In the past few years, the CAT exam has moved away from asking straightforward grammar and usage questions. Why is this? Well, how often is a member of upper management asked to provide the dictionary definition of an obscure English word (and expected to know it by heart)? Not that often. The exam now focuses more on reading comprehension and problems about verbal logic—those para-jumbles, for example! Nevertheless, knowing grammar is still important for the CAT exam. Not only will it help you understand the reading passages better, but it can also unlock some of the trickier elements of Verbal Reasoning, helping you answer those questions quicker and more accurately. With that in mind, here are 10 strategies to prepare for CAT grammar.

  1. Put everything in context. On the CAT, you’re most likely going to need grammar to understand passages and master verbal reasoning questions. Studying grammar rules is not the best way to do this! Instead, as you read for Reading Comprehension, constantly ask yourself questions: why is the sentence structured this way? What would happen if I moved this word there? How would the meaning change? This will help you achieve a more global understanding of English grammar—and a more useful one, too.
  2. Spend an hour or two going over Strunk & White. Strunk and White are the authors of Elements of Style, an old but essential (and short!) manual on some of the most commonly confused points in the English language. Don’t spend days on the book, but reading it through to brush up on a few rules and finer points of usage will be helpful. An older version is free on Kindle, though the paperback is handy for quick reference and doesn’t cost much.
  3. Work on usage as well as—or more than&grammar. This has to do with the following two points (grammar concerns the placement of words in a sentence, while usage has to do with which words you use). You’ll find that the understanding the word choice, or diction, in the reading passages on the CAT will open up a lot of answers for you about tone, main ideas, and more. With that in mind…

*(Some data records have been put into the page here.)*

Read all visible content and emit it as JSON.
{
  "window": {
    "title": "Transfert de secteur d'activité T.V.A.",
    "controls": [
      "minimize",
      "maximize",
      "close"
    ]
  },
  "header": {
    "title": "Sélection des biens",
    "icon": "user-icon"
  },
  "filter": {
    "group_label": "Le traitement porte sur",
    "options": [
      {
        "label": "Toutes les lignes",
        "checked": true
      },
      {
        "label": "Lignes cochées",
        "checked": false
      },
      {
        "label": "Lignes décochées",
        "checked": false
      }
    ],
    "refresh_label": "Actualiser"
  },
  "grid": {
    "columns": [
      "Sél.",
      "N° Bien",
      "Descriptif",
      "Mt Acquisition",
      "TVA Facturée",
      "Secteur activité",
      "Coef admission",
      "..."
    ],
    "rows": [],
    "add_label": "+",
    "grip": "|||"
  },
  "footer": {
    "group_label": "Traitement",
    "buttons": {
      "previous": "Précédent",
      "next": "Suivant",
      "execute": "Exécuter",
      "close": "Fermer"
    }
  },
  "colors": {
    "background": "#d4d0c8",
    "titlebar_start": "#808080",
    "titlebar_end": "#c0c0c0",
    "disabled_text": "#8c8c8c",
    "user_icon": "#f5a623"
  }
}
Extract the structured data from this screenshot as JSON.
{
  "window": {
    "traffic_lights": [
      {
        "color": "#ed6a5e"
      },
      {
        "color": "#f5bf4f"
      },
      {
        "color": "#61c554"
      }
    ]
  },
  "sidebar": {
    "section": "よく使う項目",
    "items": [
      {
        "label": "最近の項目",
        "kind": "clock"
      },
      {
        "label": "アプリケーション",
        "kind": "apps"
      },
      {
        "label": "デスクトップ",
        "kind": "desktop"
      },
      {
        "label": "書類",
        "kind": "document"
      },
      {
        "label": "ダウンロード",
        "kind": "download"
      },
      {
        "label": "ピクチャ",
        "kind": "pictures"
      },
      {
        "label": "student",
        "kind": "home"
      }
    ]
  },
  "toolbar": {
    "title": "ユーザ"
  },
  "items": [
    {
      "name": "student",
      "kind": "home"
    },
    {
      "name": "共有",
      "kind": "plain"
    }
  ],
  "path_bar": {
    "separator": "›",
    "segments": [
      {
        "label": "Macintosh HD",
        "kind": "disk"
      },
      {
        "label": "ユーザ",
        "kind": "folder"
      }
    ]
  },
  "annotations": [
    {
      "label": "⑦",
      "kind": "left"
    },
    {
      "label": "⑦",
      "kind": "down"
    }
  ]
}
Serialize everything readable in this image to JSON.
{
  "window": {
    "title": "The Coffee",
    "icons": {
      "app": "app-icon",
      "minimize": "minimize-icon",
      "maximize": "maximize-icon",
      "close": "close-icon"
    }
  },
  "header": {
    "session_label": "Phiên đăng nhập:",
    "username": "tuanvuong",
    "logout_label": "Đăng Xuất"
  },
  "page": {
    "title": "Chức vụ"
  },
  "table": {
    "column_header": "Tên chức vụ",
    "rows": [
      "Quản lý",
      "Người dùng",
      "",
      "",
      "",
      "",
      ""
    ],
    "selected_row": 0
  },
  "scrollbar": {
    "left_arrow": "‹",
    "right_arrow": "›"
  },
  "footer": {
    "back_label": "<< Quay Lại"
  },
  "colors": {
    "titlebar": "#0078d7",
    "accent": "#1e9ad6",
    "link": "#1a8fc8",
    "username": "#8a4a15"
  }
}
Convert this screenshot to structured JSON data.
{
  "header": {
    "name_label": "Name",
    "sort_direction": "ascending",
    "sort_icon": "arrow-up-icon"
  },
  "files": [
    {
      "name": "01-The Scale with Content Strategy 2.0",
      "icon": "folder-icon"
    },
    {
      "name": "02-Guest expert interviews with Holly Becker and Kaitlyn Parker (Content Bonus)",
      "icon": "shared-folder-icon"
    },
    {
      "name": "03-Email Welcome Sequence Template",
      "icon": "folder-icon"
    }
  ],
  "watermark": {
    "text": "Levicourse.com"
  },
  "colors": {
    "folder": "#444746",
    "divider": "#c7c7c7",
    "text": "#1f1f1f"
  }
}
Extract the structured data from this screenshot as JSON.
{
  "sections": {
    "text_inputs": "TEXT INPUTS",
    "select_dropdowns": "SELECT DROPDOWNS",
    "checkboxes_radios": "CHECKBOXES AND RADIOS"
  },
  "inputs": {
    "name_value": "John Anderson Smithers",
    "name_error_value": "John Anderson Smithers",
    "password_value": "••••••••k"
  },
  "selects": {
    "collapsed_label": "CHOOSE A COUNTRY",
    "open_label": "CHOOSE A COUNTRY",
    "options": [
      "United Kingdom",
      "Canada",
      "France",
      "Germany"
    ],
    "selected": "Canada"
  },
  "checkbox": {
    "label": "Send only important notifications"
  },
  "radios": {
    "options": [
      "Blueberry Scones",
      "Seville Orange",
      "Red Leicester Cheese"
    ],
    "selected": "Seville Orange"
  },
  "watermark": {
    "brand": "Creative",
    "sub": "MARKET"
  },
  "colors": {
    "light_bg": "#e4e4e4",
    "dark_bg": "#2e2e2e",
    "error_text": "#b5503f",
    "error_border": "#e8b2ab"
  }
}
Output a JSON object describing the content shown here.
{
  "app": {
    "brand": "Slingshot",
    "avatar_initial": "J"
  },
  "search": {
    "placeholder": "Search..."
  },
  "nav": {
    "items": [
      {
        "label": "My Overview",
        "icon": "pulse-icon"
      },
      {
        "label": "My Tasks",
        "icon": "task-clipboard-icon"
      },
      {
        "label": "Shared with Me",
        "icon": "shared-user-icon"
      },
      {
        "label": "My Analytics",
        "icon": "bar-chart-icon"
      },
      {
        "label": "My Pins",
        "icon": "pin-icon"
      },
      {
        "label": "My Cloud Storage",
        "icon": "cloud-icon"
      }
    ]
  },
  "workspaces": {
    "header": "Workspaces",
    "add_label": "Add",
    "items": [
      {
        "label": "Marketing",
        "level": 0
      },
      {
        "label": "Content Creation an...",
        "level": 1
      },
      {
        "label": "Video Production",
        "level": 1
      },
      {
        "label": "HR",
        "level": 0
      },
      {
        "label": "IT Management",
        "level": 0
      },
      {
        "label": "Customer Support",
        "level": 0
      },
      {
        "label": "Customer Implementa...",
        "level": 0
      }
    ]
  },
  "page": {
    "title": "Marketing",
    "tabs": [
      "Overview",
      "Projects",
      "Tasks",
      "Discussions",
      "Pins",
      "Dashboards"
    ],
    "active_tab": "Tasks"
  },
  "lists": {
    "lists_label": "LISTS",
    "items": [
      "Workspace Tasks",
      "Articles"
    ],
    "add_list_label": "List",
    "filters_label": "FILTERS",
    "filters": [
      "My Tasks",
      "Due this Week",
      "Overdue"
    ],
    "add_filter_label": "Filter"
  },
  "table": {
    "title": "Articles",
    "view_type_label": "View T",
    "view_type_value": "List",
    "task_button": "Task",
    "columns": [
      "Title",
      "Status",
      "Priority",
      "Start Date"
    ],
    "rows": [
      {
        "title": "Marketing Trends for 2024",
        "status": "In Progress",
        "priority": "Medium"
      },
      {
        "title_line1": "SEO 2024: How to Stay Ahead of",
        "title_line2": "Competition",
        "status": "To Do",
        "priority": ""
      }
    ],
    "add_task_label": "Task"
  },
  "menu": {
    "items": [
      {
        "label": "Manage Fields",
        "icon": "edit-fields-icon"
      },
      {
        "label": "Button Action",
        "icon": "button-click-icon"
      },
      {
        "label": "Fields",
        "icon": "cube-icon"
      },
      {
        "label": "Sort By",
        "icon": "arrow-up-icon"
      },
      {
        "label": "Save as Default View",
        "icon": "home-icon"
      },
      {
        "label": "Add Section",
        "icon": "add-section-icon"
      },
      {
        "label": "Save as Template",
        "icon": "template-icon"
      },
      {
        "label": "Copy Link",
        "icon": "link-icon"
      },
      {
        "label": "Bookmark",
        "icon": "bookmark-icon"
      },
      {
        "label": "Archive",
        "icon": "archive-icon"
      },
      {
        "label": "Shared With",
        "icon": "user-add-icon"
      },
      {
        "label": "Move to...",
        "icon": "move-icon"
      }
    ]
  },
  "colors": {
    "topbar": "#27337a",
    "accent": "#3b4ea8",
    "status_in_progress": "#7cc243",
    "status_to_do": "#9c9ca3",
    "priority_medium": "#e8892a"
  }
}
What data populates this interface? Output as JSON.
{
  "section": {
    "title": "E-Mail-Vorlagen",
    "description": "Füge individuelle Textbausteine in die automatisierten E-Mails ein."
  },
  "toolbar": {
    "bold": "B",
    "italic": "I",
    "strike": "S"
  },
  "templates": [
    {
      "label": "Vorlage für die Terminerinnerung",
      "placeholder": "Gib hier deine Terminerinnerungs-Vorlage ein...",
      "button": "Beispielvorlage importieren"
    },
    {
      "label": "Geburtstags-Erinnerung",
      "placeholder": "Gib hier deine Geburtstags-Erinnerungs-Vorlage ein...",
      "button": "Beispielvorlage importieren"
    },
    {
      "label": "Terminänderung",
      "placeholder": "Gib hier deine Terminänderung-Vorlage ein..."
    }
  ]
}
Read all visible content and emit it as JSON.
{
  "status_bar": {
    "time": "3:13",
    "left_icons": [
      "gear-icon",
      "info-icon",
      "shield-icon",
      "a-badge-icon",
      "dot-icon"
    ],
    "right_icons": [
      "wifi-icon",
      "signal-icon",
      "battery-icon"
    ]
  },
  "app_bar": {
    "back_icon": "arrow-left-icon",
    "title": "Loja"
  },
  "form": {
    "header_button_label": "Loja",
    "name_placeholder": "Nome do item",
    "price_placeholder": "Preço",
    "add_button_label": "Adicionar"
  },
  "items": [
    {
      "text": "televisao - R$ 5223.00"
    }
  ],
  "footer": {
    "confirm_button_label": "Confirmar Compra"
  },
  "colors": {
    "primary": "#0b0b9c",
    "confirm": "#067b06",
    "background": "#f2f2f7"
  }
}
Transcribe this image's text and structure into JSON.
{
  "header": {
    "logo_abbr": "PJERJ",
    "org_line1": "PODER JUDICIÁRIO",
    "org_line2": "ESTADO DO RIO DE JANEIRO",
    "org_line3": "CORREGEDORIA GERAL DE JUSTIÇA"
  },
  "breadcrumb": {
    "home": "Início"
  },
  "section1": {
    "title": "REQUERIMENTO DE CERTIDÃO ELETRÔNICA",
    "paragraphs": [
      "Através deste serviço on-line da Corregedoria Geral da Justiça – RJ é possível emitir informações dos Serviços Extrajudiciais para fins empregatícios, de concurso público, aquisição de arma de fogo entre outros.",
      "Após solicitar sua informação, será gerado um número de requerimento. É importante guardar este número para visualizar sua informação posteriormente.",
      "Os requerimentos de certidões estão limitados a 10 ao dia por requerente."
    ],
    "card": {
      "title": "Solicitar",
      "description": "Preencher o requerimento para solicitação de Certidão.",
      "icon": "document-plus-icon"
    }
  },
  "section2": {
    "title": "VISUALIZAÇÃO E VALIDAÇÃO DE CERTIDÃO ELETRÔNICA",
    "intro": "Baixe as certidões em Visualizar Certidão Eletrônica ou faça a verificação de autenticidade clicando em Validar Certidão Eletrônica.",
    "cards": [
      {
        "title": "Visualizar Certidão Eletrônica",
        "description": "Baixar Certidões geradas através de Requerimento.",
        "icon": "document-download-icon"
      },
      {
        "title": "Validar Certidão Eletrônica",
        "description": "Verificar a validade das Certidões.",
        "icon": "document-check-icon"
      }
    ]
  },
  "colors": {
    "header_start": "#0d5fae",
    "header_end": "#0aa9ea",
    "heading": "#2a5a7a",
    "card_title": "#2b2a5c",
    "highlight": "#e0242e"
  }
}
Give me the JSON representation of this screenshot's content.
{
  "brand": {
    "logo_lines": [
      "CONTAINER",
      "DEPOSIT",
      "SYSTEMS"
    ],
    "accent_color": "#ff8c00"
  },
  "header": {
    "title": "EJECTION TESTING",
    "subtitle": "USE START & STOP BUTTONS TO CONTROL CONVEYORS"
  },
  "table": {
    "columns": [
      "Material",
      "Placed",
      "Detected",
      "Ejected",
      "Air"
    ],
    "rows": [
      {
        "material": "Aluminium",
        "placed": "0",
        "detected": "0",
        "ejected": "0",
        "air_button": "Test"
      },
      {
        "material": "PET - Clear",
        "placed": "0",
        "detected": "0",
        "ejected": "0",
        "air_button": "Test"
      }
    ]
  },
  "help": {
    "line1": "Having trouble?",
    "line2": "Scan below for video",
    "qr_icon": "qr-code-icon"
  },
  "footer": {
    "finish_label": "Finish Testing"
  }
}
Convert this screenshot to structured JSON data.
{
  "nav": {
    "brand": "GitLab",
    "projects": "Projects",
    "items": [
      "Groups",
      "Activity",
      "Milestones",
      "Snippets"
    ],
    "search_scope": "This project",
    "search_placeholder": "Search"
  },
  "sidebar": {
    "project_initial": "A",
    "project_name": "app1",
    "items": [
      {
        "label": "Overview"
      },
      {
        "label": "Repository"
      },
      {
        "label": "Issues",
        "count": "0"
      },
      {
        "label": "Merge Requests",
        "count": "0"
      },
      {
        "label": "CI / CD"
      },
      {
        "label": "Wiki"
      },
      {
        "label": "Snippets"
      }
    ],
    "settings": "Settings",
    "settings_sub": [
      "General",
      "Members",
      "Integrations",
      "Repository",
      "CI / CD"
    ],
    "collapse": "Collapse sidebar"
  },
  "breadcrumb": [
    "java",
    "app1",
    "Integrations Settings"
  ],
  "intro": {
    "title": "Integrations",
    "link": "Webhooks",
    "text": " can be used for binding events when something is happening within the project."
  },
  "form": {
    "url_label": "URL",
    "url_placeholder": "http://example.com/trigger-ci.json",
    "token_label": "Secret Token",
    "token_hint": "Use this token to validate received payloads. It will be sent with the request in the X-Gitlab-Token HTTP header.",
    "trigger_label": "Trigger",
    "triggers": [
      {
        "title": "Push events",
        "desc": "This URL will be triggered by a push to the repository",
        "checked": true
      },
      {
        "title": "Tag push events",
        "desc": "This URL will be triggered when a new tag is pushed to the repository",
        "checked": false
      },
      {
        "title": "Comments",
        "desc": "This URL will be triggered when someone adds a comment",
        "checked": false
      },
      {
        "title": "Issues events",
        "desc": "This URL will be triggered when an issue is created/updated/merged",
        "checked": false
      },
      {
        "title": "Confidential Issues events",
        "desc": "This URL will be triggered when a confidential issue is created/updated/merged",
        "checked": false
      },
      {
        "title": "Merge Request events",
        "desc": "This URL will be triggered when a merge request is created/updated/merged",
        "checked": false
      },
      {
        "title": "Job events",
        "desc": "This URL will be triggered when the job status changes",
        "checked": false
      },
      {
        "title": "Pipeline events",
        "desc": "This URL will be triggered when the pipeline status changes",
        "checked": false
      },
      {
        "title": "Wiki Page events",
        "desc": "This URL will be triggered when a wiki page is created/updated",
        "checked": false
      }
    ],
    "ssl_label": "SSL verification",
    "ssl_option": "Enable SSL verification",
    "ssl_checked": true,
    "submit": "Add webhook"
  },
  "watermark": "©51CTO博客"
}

  4. Master your phrasal verbs. Here again, studying lists won’t be that helpful: only context will. So how do you provide context? You can check out some of David’s awesome posts on phrasal verbs for the TOEFL. Making and using flashcards of phrasal verbs as they’re used in actual sentences you read is another great way to make sure you remember the correct usage.
  5. Don’t get confused by commonly confused words. A section in Strunk & White (see above) can help you out on this. Another strategy to reinforce their lesson is to circle and take note of the usage of any word you read that sounds like another with a different meaning (“affect” and “effect” come to mind, or “accept” and “except,” just to get started). I can pretty much promise you that memorizing these definitions will do nothing for you. As always, follow the first strategy here. Everything in context!
  6. Study transition words and techniques. To get a great score on CAT Verbal, you’ll need to know how sentences relate to one another (and also how the different parts of a sentence relate to each other). Take a look at some shift words and phrases used on an American graduate exam, the GRE. Knowing these and identifying others will not only help you score higher in reading comprehension, but also in verbal reasoning and logical reasoning, too.
  7. Identify any tricky grammar on the CAT. Any time you read a complex sentence, whether in a question or in a passage, take a step back and ask yourself: what’s being tested here? Are there numerous clauses and modifiers? If so, what’s the core meaning of the sentence? Where are the subject and verb? Where are there pronouns and referents (the CAT loves these last type of questions)? Consistently analyzing the texts during your practice will help you think like the test-maker, and that will have a significant impact on your score.
  8. Practice in short, regular intervals. Other than your work on Reading Comprehension and Verbal Ability as a whole (for example, with reading practice), don’t spend more than 10-15 minutes a day on grammar study. Do it regularly, and start early, but don’t focus on this to the exclusion of other test materials.
  9. Study grammar rules sparingly. Most of the tips so far have to do with context above all. There’s a reason for that! The CAT almost certainly will not ask you to recite grammar rules, but you will have to see grammar in action and may have to answer questions about that. Lists of grammar rules will do you no good—for the most part, Strunk & White should suffice.
  10. Use “sound” as a last resort. You wouldn’t believe how many students tell me that they know an answer is correct because it “sounds” right. Wrong answers often do sound right, because almost nobody speaks with perfect grammar on a day-to-day basis! Written English is different, so master grammar rules through reading, not listening.

At the end of the day, is studying grammar in these ways important for the CAT exam? Yes. Is it more important than regular mock CATs, lessons, practice, and evaluation? No. Ideally, you’ll combine these strategies with your strategies for reading comprehension passages, helping you get the most out of your practice and score higher on the exam.